Crossing Weak Bridges - Driving Fast or Slow?

  • Thread starter Thread starter Feynman Bongos
  • Start date Start date
  • Tags Tags
    Bridge Weak
AI Thread Summary
When crossing a bridge with questionable load-bearing capacity, the choice of speed can significantly impact safety. Driving slowly may reduce transverse stresses and vibrations, which are critical for weak structures. Conversely, driving fast could lead to increased stress on the bridge due to dynamic forces from acceleration. The type of bridge—whether trestle or suspension—also influences how stresses are distributed. Ultimately, cautious approaches, such as walking across first, are advisable when safety is a concern.
Feynman Bongos
Messages
3
Reaction score
0
If you need to cross a bridge and you have reason to worry about its load-bearing capacity, do you choose to drive across it fast, or slow, or does it not matter? What are the considerations?
 
Engineering news on Phys.org
Welcome to PF;
Decent question. How would you go about figuring it out?
How do the different stresses change with speed? How does the vehicle affect the road it is driving on?
 
Is the surface flat or real world bumpy? And is the shape also flat or humped?
 
Feynman Bongos said:
If you need to cross a bridge and you have reason to worry about its load-bearing capacity, do you choose to drive across it fast, or slow, or does it not matter? What are the considerations?

Welcome to the PF.

Is this question for schoolwork? You need to try to answer the question yourself, before we can offer much in the way of help. That's in the PF rules (see Site Info at the top of the page).
 
Ah, my schooldays were some while ago...
Last weekend I happened to see the old movie Around The World In Eighty Days. There's a scene where a train is about to go over just such a bridge. (Naturally the bridge is flat.) The driver chooses to back up so he can then have a good run at it in order to cross at top speed. But I wondered if that's preferable. On the one hand the structure will be under compression for a reduced time, on the other hand the vibration is likely to be greater... and I've seen signs before bridges requiring a low speed, but I've never seen one advising a high speed (there are of course other safety considerations relating to speed)... it may be that without specific construction details one can't very well get much further...?

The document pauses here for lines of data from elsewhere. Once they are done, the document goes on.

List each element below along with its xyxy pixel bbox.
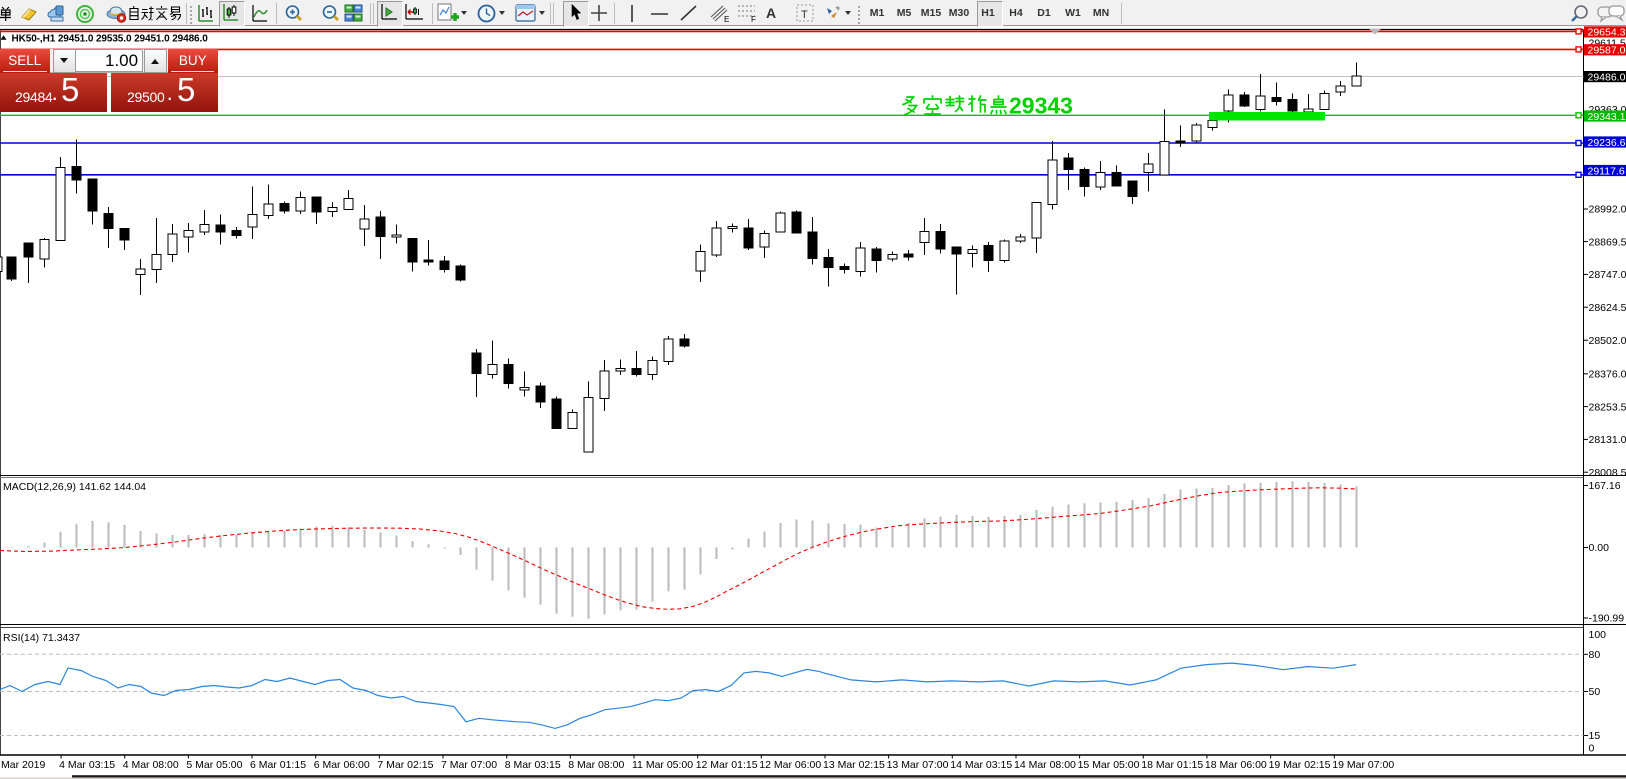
svg-text:7 Mar 07:00: 7 Mar 07:00 [441, 759, 497, 771]
svg-text:28131.0: 28131.0 [1589, 434, 1626, 446]
svg-text:6 Mar 01:15: 6 Mar 01:15 [250, 759, 306, 771]
svg-text:29654.3: 29654.3 [1588, 27, 1626, 39]
svg-text:29236.6: 29236.6 [1588, 137, 1626, 149]
svg-text:4 Mar 08:00: 4 Mar 08:00 [123, 759, 179, 771]
svg-text:29587.0: 29587.0 [1588, 45, 1626, 57]
svg-text:80: 80 [1589, 649, 1601, 661]
svg-text:12 Mar 01:15: 12 Mar 01:15 [696, 759, 758, 771]
svg-text:6 Mar 06:00: 6 Mar 06:00 [314, 759, 370, 771]
svg-text:E: E [724, 15, 729, 24]
svg-text:13 Mar 07:00: 13 Mar 07:00 [887, 759, 949, 771]
svg-text:28624.5: 28624.5 [1589, 302, 1626, 314]
svg-text:14 Mar 03:15: 14 Mar 03:15 [950, 759, 1012, 771]
svg-text:28376.0: 28376.0 [1589, 369, 1626, 381]
svg-text:18 Mar 01:15: 18 Mar 01:15 [1141, 759, 1203, 771]
svg-text:28747.0: 28747.0 [1589, 269, 1626, 281]
svg-text:11 Mar 05:00: 11 Mar 05:00 [632, 759, 693, 771]
svg-text:8 Mar 08:00: 8 Mar 08:00 [568, 759, 624, 771]
svg-text:28253.5: 28253.5 [1589, 401, 1626, 413]
svg-text:5 Mar 05:00: 5 Mar 05:00 [186, 759, 242, 771]
svg-text:7 Mar 02:15: 7 Mar 02:15 [377, 759, 433, 771]
svg-text:19 Mar 02:15: 19 Mar 02:15 [1269, 759, 1331, 771]
svg-text:18 Mar 06:00: 18 Mar 06:00 [1205, 759, 1267, 771]
svg-text:4 Mar 03:15: 4 Mar 03:15 [59, 759, 115, 771]
svg-text:28502.0: 28502.0 [1589, 335, 1626, 347]
svg-text:28992.0: 28992.0 [1589, 204, 1626, 216]
svg-text:MACD(12,26,9) 141.62 144.04: MACD(12,26,9) 141.62 144.04 [3, 481, 146, 493]
svg-text:0: 0 [1589, 742, 1595, 754]
svg-text:28869.5: 28869.5 [1589, 236, 1626, 248]
svg-text:167.16: 167.16 [1589, 480, 1621, 492]
svg-text:13 Mar 02:15: 13 Mar 02:15 [823, 759, 885, 771]
svg-text:14 Mar 08:00: 14 Mar 08:00 [1014, 759, 1076, 771]
svg-text:HK50-,H1 29451.0 29535.0 2945: HK50-,H1 29451.0 29535.0 29451.0 29486.0 [12, 34, 209, 45]
svg-text:15: 15 [1589, 730, 1601, 742]
svg-text:8 Mar 03:15: 8 Mar 03:15 [505, 759, 561, 771]
svg-text:RSI(14) 71.3437: RSI(14) 71.3437 [3, 632, 80, 644]
svg-text:T: T [801, 9, 808, 21]
svg-text:29117.6: 29117.6 [1588, 165, 1625, 177]
svg-text:29343.1: 29343.1 [1588, 111, 1626, 123]
svg-text:12 Mar 06:00: 12 Mar 06:00 [759, 759, 821, 771]
svg-text:-190.99: -190.99 [1589, 613, 1625, 625]
svg-text:100: 100 [1589, 629, 1607, 641]
svg-text:15 Mar 05:00: 15 Mar 05:00 [1078, 759, 1140, 771]
svg-text:F: F [751, 15, 756, 24]
svg-text:29343: 29343 [1009, 93, 1073, 119]
svg-text:29486.0: 29486.0 [1588, 71, 1626, 83]
svg-text:Mar 2019: Mar 2019 [1, 759, 46, 771]
svg-text:19 Mar 07:00: 19 Mar 07:00 [1332, 759, 1394, 771]
svg-text:28008.5: 28008.5 [1589, 467, 1626, 479]
svg-text:0.00: 0.00 [1589, 542, 1610, 554]
svg-text:50: 50 [1589, 686, 1601, 698]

PS I say 'compression' as it was a trestle design.
 
Last edited:
Real-world bumpy would mean the higher speed produces more transverse stresses - you want to go as slow as possible. Railways are quite bumpy - notice the clickity-clack?

If the surface is weak, but not very brittle, it still takes a finite time for a particular part to flex enough to break - so it may be possible to move off one part before it flexes enough to break where sitting on one spot for a while may have you fall through. But you can see that this will depend on materials.

If the supports are weak though - these things have to absorb transverse stresses as well is downwards compression. You can't really do anything about the weight of the train - but you can minimize transverse stresses by going slowly.

If the vehicle accelerates over the bridge - this just adds to the transverse stresses as the wheels push on the bridge. A vehicle will have to apply some force the the bridge surface if it is not to slow down. anyway of course.

And you are right about the vibration.

If you had to walk over eggs, would you be best to go slowly or quickly?
How about if you had to walk over loose bricks standing on end?

Anyway - it reminded me of something but I don't want to hijack so I put it in another thread.
 
Last edited:
I have just observed that in the original novel the bridge is, unusually for a railway, a suspension not as in the film a trestle structure. I would think that the characteristics of a suspension bridge would increase relative to those of vertical compression (or tension) the effects of longitudinal and transverse stresses, and give added weight, so to speak, to the argument for slowness.

Personally, I'd be inclined to get out and walk across first.